The authors found that T. arnold specifically suppressed induction of inflammatory DCs in the mLN. The presence and antigen-presenting ability of mLN DCs were not affected, but rather their transcriptional profiles. Unidentified metabolites from T. arnold cultures restricted viral induction of genes regulated by IRF1 and NF-κB transcription factors and mitigated inflammatory responses in DCs, and in the absence of viral infection, facilitated Treg generation to promote tolerance. In summary, the authors discovered a new species of protist, T. arnold, that produces undefined metabolites that protect against viral-induced loss of oral tolerance by inhibiting inflammatory transcription factors in antigen-presenting DCs and promoting Treg responses.

Using transgenic mice expressing the human risk gene for celiac disease, HLA-DQ8, the authors showed that colonization with T. arnold protects mice against virus-induced loss of oral tolerance to gluten. T. arnold did not modify gluten digestion, but it prevented viral induced activation of tissue transglutaminase 2, which modifies gluten peptides increasing their affinity for antigen-presenting cells. These findings have clinical implications for CeD management and preventing the loss of gluten tolerance in patients.

 

The protist T. arnold is underrepresented in patients with celiac disease and needs fibre to protect against food tolerance

The class Parabasalia was identified in ~7% of celiac disease patients compared with ~35% of healthy volunteers.

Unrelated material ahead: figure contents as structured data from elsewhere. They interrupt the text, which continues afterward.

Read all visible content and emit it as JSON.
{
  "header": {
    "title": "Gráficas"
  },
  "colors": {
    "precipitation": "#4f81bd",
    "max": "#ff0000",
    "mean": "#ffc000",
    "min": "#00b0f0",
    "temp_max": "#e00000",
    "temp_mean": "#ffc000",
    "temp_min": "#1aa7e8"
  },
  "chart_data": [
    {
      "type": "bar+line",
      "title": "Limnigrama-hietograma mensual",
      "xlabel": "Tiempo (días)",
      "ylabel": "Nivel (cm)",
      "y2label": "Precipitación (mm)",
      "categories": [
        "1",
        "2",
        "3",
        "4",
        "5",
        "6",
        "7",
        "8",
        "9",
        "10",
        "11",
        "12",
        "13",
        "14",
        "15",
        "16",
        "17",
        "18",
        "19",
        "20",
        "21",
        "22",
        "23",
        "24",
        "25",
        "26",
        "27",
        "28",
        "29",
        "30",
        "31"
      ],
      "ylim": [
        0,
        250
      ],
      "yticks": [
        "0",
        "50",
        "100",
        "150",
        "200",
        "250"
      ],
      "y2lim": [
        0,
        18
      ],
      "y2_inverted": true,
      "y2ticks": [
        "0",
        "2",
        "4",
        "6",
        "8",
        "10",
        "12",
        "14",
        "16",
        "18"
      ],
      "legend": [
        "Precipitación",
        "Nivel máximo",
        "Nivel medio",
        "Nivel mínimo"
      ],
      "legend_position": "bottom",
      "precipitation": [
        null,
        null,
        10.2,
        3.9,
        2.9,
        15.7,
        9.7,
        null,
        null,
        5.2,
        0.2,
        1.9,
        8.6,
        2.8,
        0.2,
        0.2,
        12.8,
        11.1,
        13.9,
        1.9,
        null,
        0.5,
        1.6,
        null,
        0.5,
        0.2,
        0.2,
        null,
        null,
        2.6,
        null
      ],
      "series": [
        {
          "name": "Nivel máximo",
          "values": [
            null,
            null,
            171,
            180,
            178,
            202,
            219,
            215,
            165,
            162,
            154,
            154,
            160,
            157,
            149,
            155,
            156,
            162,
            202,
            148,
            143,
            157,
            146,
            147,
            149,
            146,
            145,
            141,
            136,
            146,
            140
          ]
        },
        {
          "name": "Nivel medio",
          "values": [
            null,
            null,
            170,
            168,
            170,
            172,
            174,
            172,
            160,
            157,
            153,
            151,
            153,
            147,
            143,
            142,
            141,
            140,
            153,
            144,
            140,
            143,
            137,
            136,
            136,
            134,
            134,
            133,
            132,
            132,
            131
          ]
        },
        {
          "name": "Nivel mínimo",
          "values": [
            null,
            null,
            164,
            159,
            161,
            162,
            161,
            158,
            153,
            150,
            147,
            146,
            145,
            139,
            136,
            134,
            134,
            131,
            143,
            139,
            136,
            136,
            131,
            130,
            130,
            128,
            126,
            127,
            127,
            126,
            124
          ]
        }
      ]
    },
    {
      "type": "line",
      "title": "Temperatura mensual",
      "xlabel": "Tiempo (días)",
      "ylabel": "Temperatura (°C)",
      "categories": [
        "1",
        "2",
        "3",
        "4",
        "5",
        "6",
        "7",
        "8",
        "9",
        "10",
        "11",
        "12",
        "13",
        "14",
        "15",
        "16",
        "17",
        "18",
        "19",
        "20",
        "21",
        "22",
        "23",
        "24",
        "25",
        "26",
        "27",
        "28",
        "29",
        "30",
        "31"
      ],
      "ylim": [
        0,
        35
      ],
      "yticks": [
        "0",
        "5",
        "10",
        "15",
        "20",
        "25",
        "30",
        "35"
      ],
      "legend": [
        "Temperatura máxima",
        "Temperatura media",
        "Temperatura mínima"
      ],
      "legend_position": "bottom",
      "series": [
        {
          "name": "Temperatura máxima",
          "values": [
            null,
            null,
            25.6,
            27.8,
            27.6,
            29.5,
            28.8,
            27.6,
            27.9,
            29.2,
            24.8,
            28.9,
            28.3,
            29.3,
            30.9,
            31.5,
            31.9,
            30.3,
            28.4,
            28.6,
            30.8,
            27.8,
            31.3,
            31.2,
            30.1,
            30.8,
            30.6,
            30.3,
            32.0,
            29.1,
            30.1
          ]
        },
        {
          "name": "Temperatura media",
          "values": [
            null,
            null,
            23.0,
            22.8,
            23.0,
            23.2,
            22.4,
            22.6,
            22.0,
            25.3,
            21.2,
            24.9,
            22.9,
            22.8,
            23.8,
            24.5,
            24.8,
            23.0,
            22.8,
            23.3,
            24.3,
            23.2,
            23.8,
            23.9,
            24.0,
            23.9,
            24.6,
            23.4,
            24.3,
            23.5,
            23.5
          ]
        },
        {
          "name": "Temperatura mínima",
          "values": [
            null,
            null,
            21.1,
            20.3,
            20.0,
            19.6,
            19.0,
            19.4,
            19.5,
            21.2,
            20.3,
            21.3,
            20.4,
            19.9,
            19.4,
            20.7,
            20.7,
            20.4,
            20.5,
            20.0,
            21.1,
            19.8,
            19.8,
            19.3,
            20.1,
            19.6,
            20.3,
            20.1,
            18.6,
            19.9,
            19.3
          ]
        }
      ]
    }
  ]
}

This could be explained by the use of antibiotic treatments, as a recent meta analysis concluded that both early infection and treatment with antibiotics can increase the risk of developing celiac disease later in life (6). Therefore, these results provide a possible mechanistic link to the associations between antibiotic use and celiac disease risk.

The results raise the possibility that in the future, strategies to promote colonization of beneficial protists could be considered in the prevention of celiac disease. The authors also observed that a diet containing soluble fibre was required to sustain the colonization of T. arnold in mice. Interestingly, there is a clinical fibre gap in celiac disease patients consuming a gluten-free diet (7). This warrants further investigation to address the clinical managements gap in optimal recommendation on type, and dose of fibre for celiac patients on a gluten-free diet.

 

References:

  1. Lang JM, Eisen JA, Zivkovic AM. The microbes we eat: abundance and taxonomy of microbes consumed in a day’s worth of meals for three diet types. PeerJ. 2014;2:e659.
  2. Commins SP. Mechanisms of Oral Tolerance. Pediatr Clin North Am. 2015 Dec;62(6):1523–9.
  3. Bouziat R, Hinterleitner R, Brown JJ, Stencel-Baerenwald JE, Ikizler M, Mayassi T, et al. Reovirus infection triggers inflammatory responses to dietary antigens and development of celiac disease. Science (80- ) [Internet]. 2017 Apr 7;356(6333):44–50. Available from: https://doi.org/10.1126/science.aah5298
  4. Constante M, Libertucci J, Galipeau HJ, Szamosi JC, Rueda G, Miranda PM, et al. Biogeographic Variation and Functional Pathways of the Gut Microbiota in Celiac Disease. Gastroenterology. 2022 Nov;163(5):1351-1363.e15.
  5. Medina Sanchez L, Siller M, Zeng Y, Brigleb PH, Sangani KA, Soto AS, et al. The gut protist Tritrichomonas arnold restrains virus-mediated loss of oral tolerance by modulating dietary antigen-presenting dendritic cells. Immunity [Internet]. 2023;56(8):1862-1875.e9. Available from: https://www.sciencedirect.com/science/article/pii/S1074761323002790
  6. Jiang H, Zhang X, Zhou Y, Jiang C, Shi Y. Infection, antibiotic exposure, and risk of celiac disease: A systematic review and meta-analysis. J Gastroenterol Hepatol [Internet]. 2020 Apr 1;35(4):557–66. Available from: https://doi.org/10.1111/jgh.14928
  7. Cardo A, Churruca I, Lasa A, Navarro V, Vázquez-Polo M, Perez-Junkera G, et al. Nutritional Imbalances in Adult Celiac Patients Following a Gluten-Free Diet. Vol. 13, Nutrients . 2021.